Indéniablement, la grande époque de Charlie-Hebdo se situe au début des années 1970. Les ventes s'envolent (120, 160000 exemplaires) et, avec elles, les salaires. Les chiffres sont impressionnants : 17000 euros actuels pour Reiser, plus de 25000 pour Wolinski. Avec de tels traitements (peut-être un peu surévalués), les collaborateurs de Charlie rejoignent les niveaux de rémunération des dessinateurs des plus grands quotidiens parisiens ou du Canard enchaîné. Bref, ils ont atteint leur objectif : vivre royalement de leur crayon. Alors, évidemment on se demande : d'où vient l'argent, alors qu'il n'y pas de publicité ? L'absence de comptes précis et l'opacité de Bernier sur sa gestion ne permettent pas de répondre définitivement à la question. Mais on peut avancer deux remarques. D'abord, un hebdomadaire comme Charlie-Hebdo a relativement peu de frais généraux et entretient une équipe qui n'excède pas 30 collaborateurs ; rien à voir avec le reste de la presse. Le seul journal comparable est Le Canard enchaîné. Ensuite – et c'est également le cas du CanardCharlie-Hebdo est un hebdomadaire coûteux pour le lecteur. Entre 1973 et 1981, une page du journal, est, à la vente, entre 4 et 6 fois plus chère que celle d'un quotidien.

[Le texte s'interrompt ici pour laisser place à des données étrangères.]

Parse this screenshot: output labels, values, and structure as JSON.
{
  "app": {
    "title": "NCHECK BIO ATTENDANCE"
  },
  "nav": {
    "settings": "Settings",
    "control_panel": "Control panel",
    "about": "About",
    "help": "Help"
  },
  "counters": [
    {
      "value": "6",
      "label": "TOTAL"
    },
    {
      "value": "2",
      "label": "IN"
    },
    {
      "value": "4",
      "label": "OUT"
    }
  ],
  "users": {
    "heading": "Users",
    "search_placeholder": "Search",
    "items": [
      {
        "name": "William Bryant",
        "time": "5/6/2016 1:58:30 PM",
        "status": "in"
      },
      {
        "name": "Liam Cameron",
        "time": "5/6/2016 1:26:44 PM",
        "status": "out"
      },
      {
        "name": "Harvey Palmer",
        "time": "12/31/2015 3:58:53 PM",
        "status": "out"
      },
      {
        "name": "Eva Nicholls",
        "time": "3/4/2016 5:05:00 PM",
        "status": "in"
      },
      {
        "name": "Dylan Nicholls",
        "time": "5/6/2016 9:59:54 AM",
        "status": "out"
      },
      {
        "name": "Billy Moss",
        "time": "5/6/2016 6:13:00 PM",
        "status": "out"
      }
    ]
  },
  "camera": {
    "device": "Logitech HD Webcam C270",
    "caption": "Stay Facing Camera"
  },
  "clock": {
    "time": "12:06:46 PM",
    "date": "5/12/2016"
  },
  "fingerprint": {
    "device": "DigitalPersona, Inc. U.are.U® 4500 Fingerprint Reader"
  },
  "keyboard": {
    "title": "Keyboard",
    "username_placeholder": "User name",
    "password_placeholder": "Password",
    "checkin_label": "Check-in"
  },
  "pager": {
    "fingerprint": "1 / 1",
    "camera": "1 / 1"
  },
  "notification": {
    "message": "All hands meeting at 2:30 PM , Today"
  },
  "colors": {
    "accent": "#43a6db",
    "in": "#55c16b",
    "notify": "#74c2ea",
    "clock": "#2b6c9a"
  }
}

Voici tout le problème du journal, incapable de faire face aux méventes qui s'accentuent à la fin des années 1970, sous l'effet de la dépolitisation et de la dégauchisation de son « cœur de cible », la jeunesse des lycéens et des étudiants post-68. Certes, il augmente son prix pour endiguer les pertes, mais il ne peut le faire que dans des proportions raisonnables, sans quoi il risque de voir fondre un lectorat qui ne dispose pas de gros moyens financiers. La solution réside-t-elle dans la chute des salaires ? L'équipe du journal pas plus que son patron ne semblent y consentir. Au début des années 1980, Charlie-Hebdo est dans l'impasse. Il ne lui reste plus qu'à mettre la clé sous la porte, ce qui ne pose finalement guère de problème puisque les principaux collaborateurs – et les dessinateurs, au premier chef – travaillent déjà ou peuvent être facilement absorbés par d'autres organes de presse.

La thèse de Mazurier apporte beaucoup sur la vie du journal mais, curieusement, oublie l'imprimé lui-même et néglige l'analyse systématique de ses contenus. Une étude des « unes », par exemple, véritables vitrines de l'hebdomadaire, aurait été instructive. Une analyse approfondie du dessin, fondée notamment sur une approche quantitative, eût été précieuse pour saisir l'originalité du discours et l'évolution même du « style » Charlie-Hebdo. L'auteur a privilégié le récit et la démarche empirique, ce qui nuit parfois à la démonstration.

Reste que le travail de Stéphane Mazurier, sérieux et stimulant, apporte beaucoup, non seulement à l'histoire de la presse des années 1970, mais plus généralement à l'histoire des « années 68 » en France, objet, depuis quelques années, d'un actif courant historiographique.